To honor its payment deadlines and launch new investments, Country Garden has therefore chosen to put on sale, Wednesday, July 27, new shares to increase its liquidity.

“However, this sale of shares was interpreted as a sign of vulnerability in a sector in great difficulty which represents a significant weight in Chinese GDP. The financial markets are therefore very nervous”, analyzes the economist Mary-Françoise Renard, author of “China in the global economy” (ed. Blaise Pascal University Press).

As a result, Country Garden shares lost 15% of their value on the Hong Kong Stock Exchange, effectively dealing a serious blow to Yang Huiyan’s portfolio.

“The tightening of credit access conditions was necessary, but in the short and medium term it increases the difficulties of these companies, which are finding it increasingly difficult to finance themselves,” explains Mary-Françoise Renard. “A few years ago, Country Garden could have borrowed from banks without any problem.”

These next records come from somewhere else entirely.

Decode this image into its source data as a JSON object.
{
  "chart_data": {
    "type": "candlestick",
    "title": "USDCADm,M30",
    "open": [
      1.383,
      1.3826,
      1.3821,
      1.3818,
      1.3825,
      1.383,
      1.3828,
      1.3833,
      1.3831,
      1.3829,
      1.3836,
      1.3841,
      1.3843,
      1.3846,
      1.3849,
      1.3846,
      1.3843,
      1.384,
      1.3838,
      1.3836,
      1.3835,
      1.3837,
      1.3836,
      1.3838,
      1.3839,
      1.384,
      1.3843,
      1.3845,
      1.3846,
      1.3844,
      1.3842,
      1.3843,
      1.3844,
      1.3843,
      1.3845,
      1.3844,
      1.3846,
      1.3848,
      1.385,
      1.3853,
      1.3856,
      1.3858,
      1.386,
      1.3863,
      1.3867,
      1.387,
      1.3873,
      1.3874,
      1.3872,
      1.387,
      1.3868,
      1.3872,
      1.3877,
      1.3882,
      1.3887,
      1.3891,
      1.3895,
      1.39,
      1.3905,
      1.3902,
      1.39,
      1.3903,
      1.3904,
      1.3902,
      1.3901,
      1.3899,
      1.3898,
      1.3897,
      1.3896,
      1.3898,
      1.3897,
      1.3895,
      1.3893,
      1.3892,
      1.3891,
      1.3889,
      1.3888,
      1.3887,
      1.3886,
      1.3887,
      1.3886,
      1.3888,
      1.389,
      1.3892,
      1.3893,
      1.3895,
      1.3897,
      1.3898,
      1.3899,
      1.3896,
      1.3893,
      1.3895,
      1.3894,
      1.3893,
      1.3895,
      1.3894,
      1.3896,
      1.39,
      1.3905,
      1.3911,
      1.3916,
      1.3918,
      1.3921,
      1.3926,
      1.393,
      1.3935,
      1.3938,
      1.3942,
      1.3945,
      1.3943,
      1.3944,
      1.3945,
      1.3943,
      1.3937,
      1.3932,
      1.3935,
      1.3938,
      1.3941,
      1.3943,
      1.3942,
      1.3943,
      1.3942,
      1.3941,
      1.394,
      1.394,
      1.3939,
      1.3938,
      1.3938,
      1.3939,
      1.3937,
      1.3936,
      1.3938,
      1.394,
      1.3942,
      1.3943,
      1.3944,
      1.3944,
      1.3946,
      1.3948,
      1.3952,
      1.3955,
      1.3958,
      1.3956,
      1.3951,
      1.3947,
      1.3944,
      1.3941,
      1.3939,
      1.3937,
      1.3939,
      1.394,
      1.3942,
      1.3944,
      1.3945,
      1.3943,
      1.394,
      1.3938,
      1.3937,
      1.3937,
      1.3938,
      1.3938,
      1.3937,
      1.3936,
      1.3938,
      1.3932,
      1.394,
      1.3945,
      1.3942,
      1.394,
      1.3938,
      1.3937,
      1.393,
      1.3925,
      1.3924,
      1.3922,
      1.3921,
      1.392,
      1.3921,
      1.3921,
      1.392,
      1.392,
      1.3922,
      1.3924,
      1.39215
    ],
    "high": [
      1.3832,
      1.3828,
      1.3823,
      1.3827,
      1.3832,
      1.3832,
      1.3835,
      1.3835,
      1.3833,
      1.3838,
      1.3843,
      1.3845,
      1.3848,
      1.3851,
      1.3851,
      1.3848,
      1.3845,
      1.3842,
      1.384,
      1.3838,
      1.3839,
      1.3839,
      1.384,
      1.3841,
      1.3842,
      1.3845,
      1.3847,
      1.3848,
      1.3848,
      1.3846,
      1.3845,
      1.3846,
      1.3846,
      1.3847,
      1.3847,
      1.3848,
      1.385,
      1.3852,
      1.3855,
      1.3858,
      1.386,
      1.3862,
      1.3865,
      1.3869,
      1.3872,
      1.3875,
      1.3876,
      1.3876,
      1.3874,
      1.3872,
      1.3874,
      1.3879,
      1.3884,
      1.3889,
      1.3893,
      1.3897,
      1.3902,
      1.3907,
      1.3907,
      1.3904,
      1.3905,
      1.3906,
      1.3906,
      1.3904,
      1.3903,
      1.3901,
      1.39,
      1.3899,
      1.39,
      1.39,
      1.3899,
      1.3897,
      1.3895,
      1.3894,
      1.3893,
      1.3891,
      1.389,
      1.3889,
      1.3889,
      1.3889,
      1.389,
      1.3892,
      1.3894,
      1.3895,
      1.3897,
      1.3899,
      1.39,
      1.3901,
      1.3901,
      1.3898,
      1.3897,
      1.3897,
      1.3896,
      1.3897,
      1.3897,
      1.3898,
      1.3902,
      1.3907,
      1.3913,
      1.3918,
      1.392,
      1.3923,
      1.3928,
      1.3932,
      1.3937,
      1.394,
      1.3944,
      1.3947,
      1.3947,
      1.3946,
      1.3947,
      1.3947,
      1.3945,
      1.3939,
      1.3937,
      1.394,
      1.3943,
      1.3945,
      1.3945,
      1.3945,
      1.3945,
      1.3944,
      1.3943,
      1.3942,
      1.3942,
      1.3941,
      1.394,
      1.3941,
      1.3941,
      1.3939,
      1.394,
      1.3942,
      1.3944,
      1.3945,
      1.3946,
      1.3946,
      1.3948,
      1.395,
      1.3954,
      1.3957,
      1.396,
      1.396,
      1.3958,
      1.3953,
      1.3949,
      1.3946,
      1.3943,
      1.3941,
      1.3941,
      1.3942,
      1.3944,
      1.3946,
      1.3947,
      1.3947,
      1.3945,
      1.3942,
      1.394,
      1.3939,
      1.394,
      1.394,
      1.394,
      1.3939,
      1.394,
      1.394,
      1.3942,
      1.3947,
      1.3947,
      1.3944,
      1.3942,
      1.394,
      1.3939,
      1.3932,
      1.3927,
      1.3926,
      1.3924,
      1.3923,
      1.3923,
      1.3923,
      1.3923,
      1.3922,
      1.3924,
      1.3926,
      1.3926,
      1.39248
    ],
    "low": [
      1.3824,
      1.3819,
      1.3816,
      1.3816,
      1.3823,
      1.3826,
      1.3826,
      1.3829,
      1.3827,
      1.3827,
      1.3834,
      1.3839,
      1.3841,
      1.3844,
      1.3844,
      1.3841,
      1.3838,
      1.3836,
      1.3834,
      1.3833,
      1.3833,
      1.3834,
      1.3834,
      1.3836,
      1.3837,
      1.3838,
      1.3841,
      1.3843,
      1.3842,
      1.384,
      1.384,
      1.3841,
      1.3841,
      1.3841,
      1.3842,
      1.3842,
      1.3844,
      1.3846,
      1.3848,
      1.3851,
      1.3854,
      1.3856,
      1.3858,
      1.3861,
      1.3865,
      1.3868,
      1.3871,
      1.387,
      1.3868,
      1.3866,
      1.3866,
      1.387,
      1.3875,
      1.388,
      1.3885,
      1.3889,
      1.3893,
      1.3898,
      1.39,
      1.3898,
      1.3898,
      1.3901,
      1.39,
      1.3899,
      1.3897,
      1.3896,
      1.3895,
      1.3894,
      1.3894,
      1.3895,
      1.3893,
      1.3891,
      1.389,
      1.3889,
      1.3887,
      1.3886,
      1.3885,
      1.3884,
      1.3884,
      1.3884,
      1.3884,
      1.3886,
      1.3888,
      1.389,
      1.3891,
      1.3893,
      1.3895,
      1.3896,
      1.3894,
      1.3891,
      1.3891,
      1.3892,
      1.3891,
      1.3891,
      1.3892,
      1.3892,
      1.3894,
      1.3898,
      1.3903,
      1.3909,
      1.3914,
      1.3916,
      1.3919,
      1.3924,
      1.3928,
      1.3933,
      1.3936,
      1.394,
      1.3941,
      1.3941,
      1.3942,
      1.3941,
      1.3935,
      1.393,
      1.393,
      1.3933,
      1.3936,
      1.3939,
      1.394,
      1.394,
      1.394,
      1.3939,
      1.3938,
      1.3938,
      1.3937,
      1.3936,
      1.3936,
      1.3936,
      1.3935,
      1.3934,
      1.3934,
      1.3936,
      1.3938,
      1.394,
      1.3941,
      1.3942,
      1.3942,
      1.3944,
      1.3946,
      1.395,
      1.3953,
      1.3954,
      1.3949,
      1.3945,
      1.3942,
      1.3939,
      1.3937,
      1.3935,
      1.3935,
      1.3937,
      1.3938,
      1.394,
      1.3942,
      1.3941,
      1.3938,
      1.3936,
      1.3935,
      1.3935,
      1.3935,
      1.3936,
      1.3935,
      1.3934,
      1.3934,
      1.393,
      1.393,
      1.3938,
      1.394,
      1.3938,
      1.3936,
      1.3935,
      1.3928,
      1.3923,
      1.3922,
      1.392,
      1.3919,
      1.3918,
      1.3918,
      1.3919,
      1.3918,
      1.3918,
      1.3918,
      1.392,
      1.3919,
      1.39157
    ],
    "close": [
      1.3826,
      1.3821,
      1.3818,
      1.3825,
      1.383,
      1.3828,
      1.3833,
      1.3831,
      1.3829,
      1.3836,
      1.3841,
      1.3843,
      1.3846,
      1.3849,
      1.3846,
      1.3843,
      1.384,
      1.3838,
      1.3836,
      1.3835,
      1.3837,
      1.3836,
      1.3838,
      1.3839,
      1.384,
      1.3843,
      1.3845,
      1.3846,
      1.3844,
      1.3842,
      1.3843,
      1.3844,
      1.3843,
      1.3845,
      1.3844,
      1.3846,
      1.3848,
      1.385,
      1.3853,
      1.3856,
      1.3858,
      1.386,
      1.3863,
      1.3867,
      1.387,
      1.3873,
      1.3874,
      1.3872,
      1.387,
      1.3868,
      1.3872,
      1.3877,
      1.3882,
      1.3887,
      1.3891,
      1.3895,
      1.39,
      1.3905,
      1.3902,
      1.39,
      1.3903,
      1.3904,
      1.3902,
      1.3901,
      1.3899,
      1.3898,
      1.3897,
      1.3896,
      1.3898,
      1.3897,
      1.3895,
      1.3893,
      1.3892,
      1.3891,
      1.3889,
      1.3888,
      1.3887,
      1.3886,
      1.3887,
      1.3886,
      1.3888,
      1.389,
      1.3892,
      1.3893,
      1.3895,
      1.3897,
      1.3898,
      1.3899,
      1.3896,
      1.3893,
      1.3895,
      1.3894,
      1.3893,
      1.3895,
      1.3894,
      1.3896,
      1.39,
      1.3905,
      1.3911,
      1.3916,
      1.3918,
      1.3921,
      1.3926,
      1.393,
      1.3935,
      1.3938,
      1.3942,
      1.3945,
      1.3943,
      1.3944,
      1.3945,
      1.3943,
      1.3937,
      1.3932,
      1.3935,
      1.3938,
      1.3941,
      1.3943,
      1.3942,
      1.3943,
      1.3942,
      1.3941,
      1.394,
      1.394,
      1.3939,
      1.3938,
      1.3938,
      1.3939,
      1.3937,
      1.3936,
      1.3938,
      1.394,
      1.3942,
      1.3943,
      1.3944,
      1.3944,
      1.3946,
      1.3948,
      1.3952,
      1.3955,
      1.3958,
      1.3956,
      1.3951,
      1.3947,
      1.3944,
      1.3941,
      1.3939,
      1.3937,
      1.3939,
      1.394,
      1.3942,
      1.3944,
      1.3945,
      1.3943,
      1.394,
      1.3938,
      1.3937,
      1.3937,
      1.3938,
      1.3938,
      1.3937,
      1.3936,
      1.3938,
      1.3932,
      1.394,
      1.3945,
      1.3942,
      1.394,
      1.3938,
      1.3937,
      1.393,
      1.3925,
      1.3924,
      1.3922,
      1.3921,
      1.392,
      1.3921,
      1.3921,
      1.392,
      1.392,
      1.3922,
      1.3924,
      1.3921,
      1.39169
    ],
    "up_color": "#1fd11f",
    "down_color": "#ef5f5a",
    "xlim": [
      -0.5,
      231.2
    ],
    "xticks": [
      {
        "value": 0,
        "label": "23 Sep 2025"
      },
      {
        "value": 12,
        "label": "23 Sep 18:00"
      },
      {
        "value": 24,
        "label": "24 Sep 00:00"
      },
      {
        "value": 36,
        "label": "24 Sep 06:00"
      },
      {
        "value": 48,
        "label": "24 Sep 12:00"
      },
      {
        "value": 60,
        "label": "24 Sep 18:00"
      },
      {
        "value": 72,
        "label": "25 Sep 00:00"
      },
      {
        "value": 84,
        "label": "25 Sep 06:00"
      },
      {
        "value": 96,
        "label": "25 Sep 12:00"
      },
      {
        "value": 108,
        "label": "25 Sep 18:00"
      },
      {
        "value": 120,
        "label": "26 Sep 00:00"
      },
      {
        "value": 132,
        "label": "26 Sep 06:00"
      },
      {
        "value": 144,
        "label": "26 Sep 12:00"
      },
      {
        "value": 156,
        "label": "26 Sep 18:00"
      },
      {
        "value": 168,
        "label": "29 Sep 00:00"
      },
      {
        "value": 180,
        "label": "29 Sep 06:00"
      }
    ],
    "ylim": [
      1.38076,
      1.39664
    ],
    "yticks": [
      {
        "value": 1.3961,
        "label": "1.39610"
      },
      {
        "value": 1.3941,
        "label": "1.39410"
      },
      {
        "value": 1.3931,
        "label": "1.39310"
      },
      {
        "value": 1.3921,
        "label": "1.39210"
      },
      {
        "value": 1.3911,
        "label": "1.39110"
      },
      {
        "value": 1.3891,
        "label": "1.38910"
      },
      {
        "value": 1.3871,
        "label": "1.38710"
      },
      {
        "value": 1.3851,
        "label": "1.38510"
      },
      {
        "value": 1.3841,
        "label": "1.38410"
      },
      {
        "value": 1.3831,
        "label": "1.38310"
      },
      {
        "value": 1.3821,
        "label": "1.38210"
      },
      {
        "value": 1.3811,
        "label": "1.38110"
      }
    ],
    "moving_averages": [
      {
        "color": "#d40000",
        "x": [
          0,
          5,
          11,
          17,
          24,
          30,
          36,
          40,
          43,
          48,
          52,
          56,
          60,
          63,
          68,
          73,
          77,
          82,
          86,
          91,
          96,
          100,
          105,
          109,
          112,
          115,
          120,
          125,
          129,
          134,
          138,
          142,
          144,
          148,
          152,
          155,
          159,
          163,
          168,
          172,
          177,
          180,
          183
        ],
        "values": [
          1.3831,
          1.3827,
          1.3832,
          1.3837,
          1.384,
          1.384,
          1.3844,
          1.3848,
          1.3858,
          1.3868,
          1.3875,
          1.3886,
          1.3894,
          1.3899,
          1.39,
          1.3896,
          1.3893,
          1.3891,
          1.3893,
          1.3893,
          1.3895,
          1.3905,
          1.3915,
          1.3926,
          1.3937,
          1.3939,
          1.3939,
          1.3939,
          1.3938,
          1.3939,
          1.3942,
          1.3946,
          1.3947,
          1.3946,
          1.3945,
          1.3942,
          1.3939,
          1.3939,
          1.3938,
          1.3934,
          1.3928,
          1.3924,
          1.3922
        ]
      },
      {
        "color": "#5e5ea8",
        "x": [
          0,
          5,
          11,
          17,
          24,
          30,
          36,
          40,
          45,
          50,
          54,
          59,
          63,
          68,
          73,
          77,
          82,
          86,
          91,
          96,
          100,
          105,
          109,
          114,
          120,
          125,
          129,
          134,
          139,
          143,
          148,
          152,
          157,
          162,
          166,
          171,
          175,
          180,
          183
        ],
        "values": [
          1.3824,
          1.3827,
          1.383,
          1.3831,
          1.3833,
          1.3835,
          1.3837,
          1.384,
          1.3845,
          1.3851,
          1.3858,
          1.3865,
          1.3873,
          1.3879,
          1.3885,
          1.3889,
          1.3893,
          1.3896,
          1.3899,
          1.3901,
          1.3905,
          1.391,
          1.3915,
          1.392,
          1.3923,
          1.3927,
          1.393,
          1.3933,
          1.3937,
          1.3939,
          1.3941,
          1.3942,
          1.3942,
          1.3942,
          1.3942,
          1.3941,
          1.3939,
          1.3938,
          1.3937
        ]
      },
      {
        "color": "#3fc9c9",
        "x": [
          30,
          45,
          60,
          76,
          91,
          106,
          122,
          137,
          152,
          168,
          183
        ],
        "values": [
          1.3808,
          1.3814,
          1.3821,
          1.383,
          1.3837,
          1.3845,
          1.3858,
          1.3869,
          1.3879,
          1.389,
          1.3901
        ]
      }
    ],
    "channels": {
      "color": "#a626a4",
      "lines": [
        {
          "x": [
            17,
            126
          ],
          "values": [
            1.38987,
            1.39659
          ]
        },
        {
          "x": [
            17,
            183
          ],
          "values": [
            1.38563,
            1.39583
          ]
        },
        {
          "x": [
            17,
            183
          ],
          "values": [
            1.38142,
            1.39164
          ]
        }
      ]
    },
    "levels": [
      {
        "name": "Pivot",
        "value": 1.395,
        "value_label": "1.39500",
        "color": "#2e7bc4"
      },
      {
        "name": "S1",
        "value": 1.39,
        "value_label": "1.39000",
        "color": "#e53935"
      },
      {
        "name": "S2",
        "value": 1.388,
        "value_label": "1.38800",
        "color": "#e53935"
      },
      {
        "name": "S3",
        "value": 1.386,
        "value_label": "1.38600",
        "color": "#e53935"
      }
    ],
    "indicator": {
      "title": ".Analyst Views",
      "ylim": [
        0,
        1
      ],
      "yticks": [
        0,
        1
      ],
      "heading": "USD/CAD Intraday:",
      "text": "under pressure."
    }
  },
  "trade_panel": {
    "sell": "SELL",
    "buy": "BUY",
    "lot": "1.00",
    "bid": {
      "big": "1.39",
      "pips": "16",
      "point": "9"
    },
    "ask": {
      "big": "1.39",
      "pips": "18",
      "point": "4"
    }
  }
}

Cascading payment defaults

If Country Garden was able to raise funds at the cost of a fall in the value of its share, other major players are far from having such solid backs and find themselves, like Evergrande, in the inability to repay a maturing loan.

At the beginning of July, the Shimao group, which recorded a 72% drop in sales over one year in the first five months of the year, had to give up repayment of a loan worth more than one billion dollars. dollars. In May, it was the Sunac group which found itself short of cash and announced a payment default.

>> To read also: “‘Ocean Flower Island’, symbol of the delusions of grandeur of the real estate developer Evergrande”

For two decades, the real estate sector has benefited from the continuous rise in the standard of living of the population in a country where the purchase of a property is often a prerequisite for marriage. But this bulimia of purchases ended up drying up in the 2010s.

The uncertainties linked to the Covid-19 crisis also contributed to dampening the enthusiasm of potential buyers. Beijing’s “zero Covid” strategy “weighs on household consumption. In general, it is very costly for the whole economy”, notes Mary-Françoise Renard.

Refund Strike

Added to these difficulties is the beginning of a crisis of confidence: several hundred groups of Chinese owners who have bought apartments off plan have decided not to repay their mortgages. A way to put pressure on developers when the construction of a property is interrupted.

Despite the authorities taking control of the sector, the structural problems persist and are not about to disappear, believes Mary-Françoise Renard, who cites “the massive indebtedness of promoters, risky investments and above all a very poor estimate of the risks from banks and local governments.

According to some analysts, the real estate sector may even be plunged into a vicious circle which could increase consumer mistrust as Chinese growth stalls. According to official figures published in July, the gross domestic product of the world’s second largest economy grew in the second quarter by only 0.4% over one year.